This edition of the work entitled 34 Études dans le genre fugué (34 Studies in Fugal Style), which we are publishing in four parts, is based on that published in Paris, in two volumes of 17 studies, in 1820, by Érard. That edition begins with a preface written by the composer, followed by 16 remarks on certain of the studies. We have reproduced that preface and those remarks in the present edition. The work was reissued in 1840 by Schonenberger under the title La Fugue et le Contrepoint mis en pratique et appliqués au Clavier du Piano (Fugue and Counterpoint put into practice and applied to the piano keyboard). Apart from one error of key signature, the notation is identical to that of the 1820 edition. The only important difference is that the remarks are placed next to the study they refer to.
Just like the preludes and fugues of J. S. Bach’s Well-Tempered Clavier, each study consists of two parts, the second of which is, in the great majority of cases, a fugue or, at least, fugal in style. In 24 of the studies, the two parts are in exactly the same key; in the others, one is the major or minor of the other. Unlike that of Bach’s work, the sequence of keys here does not seem to have any particular structure.
The title of this collection presents something of a mystery, for at first sight we seem to have, almost every time, a study that is not fugal, followed by a fugal piece that is not a study. In his preface, however, Reicha makes it clear that the term “fugal style” covers the whole work, and his preliminary remarks also indicate that the first pieces of each pair have characteristics that, for him, are integral to that concept. In his remarks, Reicha uses the term “fugue” of twelve of the pieces and gives advice about composition in that form, but in the preface he consistently employs the expression “fugal style” rather than the word “fugue”, even though his remarks clearly apply to fugues. One of the subtitles of the original edition is “for the use of young composers.” Did Reicha then mean that these fugues were not for learning the rules of the form, but for giving these “young composers” ideas for the composition of a fugue that, to avoid the possible censure of their teachers, they will call “piece in fugal style” rather than “fugue”? The term “study” is usually applied to a piece that demonstrates a particular aspect of composition or technique, but if we take into account some of the philosophical ideas Reicha expresses in his various treatises, perhaps we should consider this work, not as a collection of 34 individual studies, but rather as a general study of writing in fugal style.
Whatever may have prompted Reicha to adopt this slightly misleading title for his work, we are here far removed from the idea of a study as a technical exercise. This collection is full of surprises, including simple airs, canons, variations, harmonic sequences that seem to conjure up a romantic spirit of the 20th century rather than of the 19th, even church bells, and, of course, a great variety of fugues.

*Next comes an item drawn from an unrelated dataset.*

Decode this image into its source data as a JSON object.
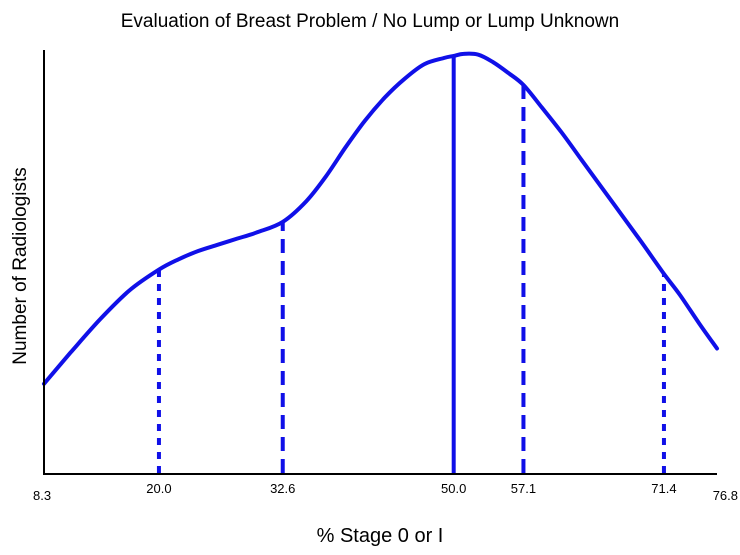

The remarks that precede the studies seem to us to lack the engagement normally to be found in Reicha’s writings, such as the commentaries that accompany the collection of piano pieces called Practische Beispiele. Having presented this work as “studies”, Reicha may have felt obliged to comment on it in a pedagogical way. So, although they have a certain historical interest, these remarks by the composer do not really give an idea of the freshness and invention of the music that follows.
As for collections of fugues for piano by Reicha, we have three: the 36 Fugues of 1803, which Beethoven dismissed with the words “The fugue is no longer a fugue”, the 6 Fugues of 1810, and these of the 34 Études, opus 97. We know of only one fugue for piano that Reicha might have written after those of this last collection. It appears in his Traité de haute composition musicale, published in 1824, and is an annotated example, having the title Fugue instrumentale à 3, dans le style moderne (Three-part instrumental fugue, in the modern style). We should like to suggest therefore, though without any certainty, that the last piece of the 34 Études is the last fugue for piano that Reicha wrote purely to be played. The theme is broad and noble. Towards the end, it contains a range of techniques typical of fugal form – stretto, augmentation, diminution, but there is nothing complicated about the ending: it is just a dominant seventh chord resolved to the tonic, as if, with this goodbye to the fugue for piano, Reicha is saying “That’s it! That’s music.”